None of this means SpaceX will fail. It has real revenue, real hardware, and a loyal following. But the price already reflects a near‑perfect future, and the governance structure, retail allocation, and index exclusion add layers of risk that every buyer must weigh. Anthropic’s quieter, numbers‑first approach provides a tangible benchmark—and a reminder that even in an AI gold rush, the old rules of valuation still apply.
The very existence of a more reasonably priced, profitability‑adjacent alternative gives investors a concrete reason to apply “Anthropic SpaceX IPO caution” when studying the prospectus. No one can predict where these stocks will trade next year. But the data available today suggests that if you are uncomfortable paying a century’s worth of sales for a deeply loss‑making rocket company, you are not alone—and you have options.
Frequently Asked Questions
Why is Anthropic considered a better IPO candidate than SpaceX?
Anthropic is approaching profitability, with a revenue run-rate of $44B and an estimated first operating profit in Q2 2026. Its revenue multiple of ~20x (on run-rate) is far lower than SpaceX's ~100x (on 2025 revenue).
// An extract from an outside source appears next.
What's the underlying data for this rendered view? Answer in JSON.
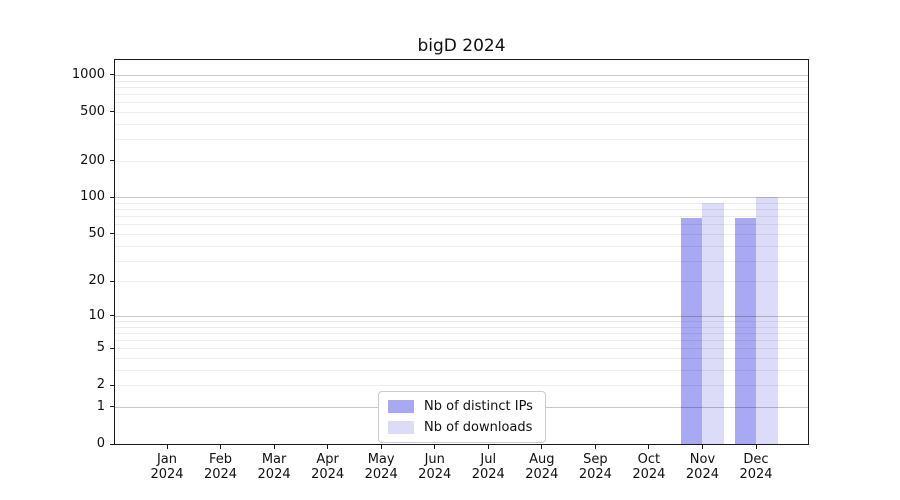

Additionally, Anthropic does not carry the governance risks of a founder-controlled dual-class structure.
What are the main risks of investing in the SpaceX IPO?
Key risks include a sky-high valuation (91-107x revenue), deepening losses ($4.28B in Q1 2026 alone), founder control through dual-class shares, and potential retail over-allocation (up to 30%). Moreover, SpaceX will not qualify for the S&P 500 due to profitability requirements, limiting passive fund demand.
How do the financials of Anthropic and SpaceX compare?
SpaceX generated $18.7B in 2025 revenue but lost $4.28B in Q1 2026. Anthropic, with $4.5B in 2025 revenue, has a $44B annualized run-rate and expects its first operating profit in Q2 2026. Despite lower absolute revenue, Anthropic's growth trajectory and margin profile are stronger.
Should investors consider alternatives to the SpaceX IPO?
Yes. Amazon (market cap $2.9T, up 15% YTD) offers exposure to satellite internet via Kuiper, AI infrastructure via AWS, and robotics—all themes similar to SpaceX—without the governance risk. Google and other established tech firms also provide diversified AI and space exposure.